Amorphous MoSx developed on Co(OH)2 nanosheets generating efficient oxygen evolution catalysts

Abstract

Exploration of high-efficiency and inexpensive electrocatalysts for the oxygen evolution reaction (OER) is of great importance for the design of renewable energy storage and conversion devices. Herein, we prepared amorphous MoS_x-encapsulated Co(OH)₂ nanosheets (aMoS_x/Co(OH)₂ NSs) as strongly robust and active OER electrocatalysts via a three-step procedure: first, Co(OH)₂ nanosheets with catalytically active octahedral MO₆ structures were synthesized by the hydrothermal process; second, violent ultrasonication was applied to exfoliate individual nanosheets from stacked Co(OH)₂ sheets and break them down into smaller sheets and attach MoS₄²⁻ ions uniformly on the nanosheets; third, MoS₄²⁻ ions were thermally decomposed into amorphous MoS_x on the Co(OH)₂ nanosheets. The role of the incorporation of the amorphous MoS_x nanostructure was to enhance the surface hydrophilicity for the availability of H₂O and accelerate the electron transport capability for kinetic activities. Furthermore, the interaction between MoS_x and Co(OH)₂ is proposed to induce electron transfer from amorphous MoS_x to Co(OH)₂, which will promote the basic environment for cobalt sites, break the Co–O bond, favor the release of O₂ molecules, and thus enhance the OER process.
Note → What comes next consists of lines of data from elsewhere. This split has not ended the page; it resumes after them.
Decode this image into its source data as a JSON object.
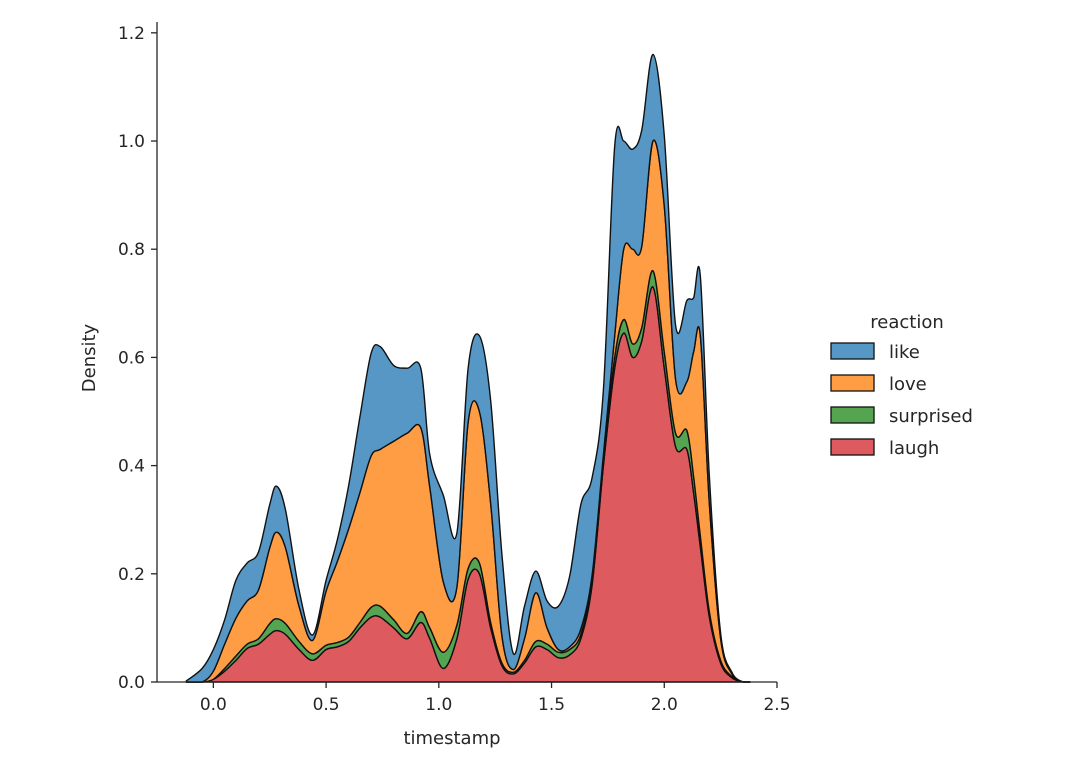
{
  "chart_data": {
    "type": "area",
    "xlabel": "timestamp",
    "ylabel": "Density",
    "xlim": [
      -0.25,
      2.5
    ],
    "ylim": [
      0,
      1.22
    ],
    "xticks": [
      "0.0",
      "0.5",
      "1.0",
      "1.5",
      "2.0",
      "2.5"
    ],
    "yticks": [
      "0.0",
      "0.2",
      "0.4",
      "0.6",
      "0.8",
      "1.0",
      "1.2"
    ],
    "legend": {
      "title": "reaction",
      "position": "right",
      "entries": [
        "like",
        "love",
        "surprised",
        "laugh"
      ]
    },
    "x": [
      -0.12,
      -0.05,
      0.0,
      0.05,
      0.1,
      0.15,
      0.2,
      0.25,
      0.28,
      0.32,
      0.38,
      0.44,
      0.5,
      0.55,
      0.6,
      0.65,
      0.7,
      0.74,
      0.8,
      0.86,
      0.92,
      0.96,
      1.02,
      1.08,
      1.13,
      1.18,
      1.23,
      1.28,
      1.33,
      1.38,
      1.43,
      1.48,
      1.53,
      1.58,
      1.63,
      1.68,
      1.73,
      1.78,
      1.82,
      1.86,
      1.9,
      1.95,
      2.0,
      2.05,
      2.1,
      2.13,
      2.16,
      2.2,
      2.25,
      2.3,
      2.35,
      2.38
    ],
    "series": [
      {
        "name": "laugh",
        "color": "#dd5a5e",
        "values": [
          0,
          0,
          0.005,
          0.02,
          0.04,
          0.062,
          0.07,
          0.088,
          0.095,
          0.088,
          0.06,
          0.04,
          0.06,
          0.065,
          0.075,
          0.1,
          0.12,
          0.12,
          0.1,
          0.08,
          0.11,
          0.08,
          0.025,
          0.08,
          0.19,
          0.2,
          0.1,
          0.03,
          0.015,
          0.035,
          0.065,
          0.06,
          0.045,
          0.05,
          0.08,
          0.18,
          0.4,
          0.58,
          0.645,
          0.6,
          0.63,
          0.73,
          0.58,
          0.435,
          0.43,
          0.35,
          0.25,
          0.12,
          0.035,
          0.008,
          0,
          0
        ]
      },
      {
        "name": "surprised",
        "color": "#55a451",
        "values": [
          0,
          0,
          0,
          0.005,
          0.008,
          0.008,
          0.01,
          0.02,
          0.022,
          0.02,
          0.015,
          0.012,
          0.008,
          0.008,
          0.008,
          0.01,
          0.018,
          0.02,
          0.015,
          0.01,
          0.02,
          0.02,
          0.03,
          0.025,
          0.02,
          0.02,
          0.01,
          0.005,
          0.003,
          0.005,
          0.01,
          0.01,
          0.01,
          0.01,
          0.008,
          0.008,
          0.01,
          0.02,
          0.025,
          0.025,
          0.025,
          0.03,
          0.03,
          0.025,
          0.035,
          0.03,
          0.02,
          0.01,
          0.005,
          0.002,
          0,
          0
        ]
      },
      {
        "name": "love",
        "color": "#ff9d45",
        "values": [
          0,
          0,
          0.015,
          0.045,
          0.07,
          0.08,
          0.09,
          0.14,
          0.16,
          0.14,
          0.065,
          0.025,
          0.1,
          0.15,
          0.2,
          0.24,
          0.28,
          0.29,
          0.33,
          0.37,
          0.34,
          0.26,
          0.13,
          0.07,
          0.27,
          0.28,
          0.22,
          0.05,
          0.005,
          0.04,
          0.09,
          0.03,
          0.005,
          0.005,
          0.01,
          0.01,
          0.01,
          0.04,
          0.13,
          0.175,
          0.15,
          0.24,
          0.27,
          0.1,
          0.09,
          0.23,
          0.37,
          0.2,
          0.04,
          0.005,
          0,
          0
        ]
      },
      {
        "name": "like",
        "color": "#5697c6",
        "values": [
          0.002,
          0.025,
          0.04,
          0.045,
          0.07,
          0.07,
          0.07,
          0.08,
          0.085,
          0.07,
          0.03,
          0.01,
          0.02,
          0.04,
          0.08,
          0.14,
          0.19,
          0.19,
          0.14,
          0.12,
          0.11,
          0.06,
          0.16,
          0.1,
          0.1,
          0.14,
          0.19,
          0.15,
          0.03,
          0.06,
          0.04,
          0.05,
          0.08,
          0.13,
          0.23,
          0.18,
          0.12,
          0.35,
          0.2,
          0.185,
          0.215,
          0.16,
          0.13,
          0.1,
          0.15,
          0.1,
          0.11,
          0.05,
          0.01,
          0.003,
          0,
          0
        ]
      }
    ]
  }
}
Optimization of the Co/Mo molar ratio demonstrated that aMoS_x/Co(OH)₂ NSs with the Co/Mo molar ratio of 8 had the best OER activity and delivered the overpotential of 350 mV at the current density of 10 mA cm⁻² and the Tafel slope of 65.4 mV dec⁻¹ in 0.1 M KOH. This study enriches the research on non-first-row (3d) metal incorporation for high-efficient OER catalysts and offers an alternative to noble metal catalysts.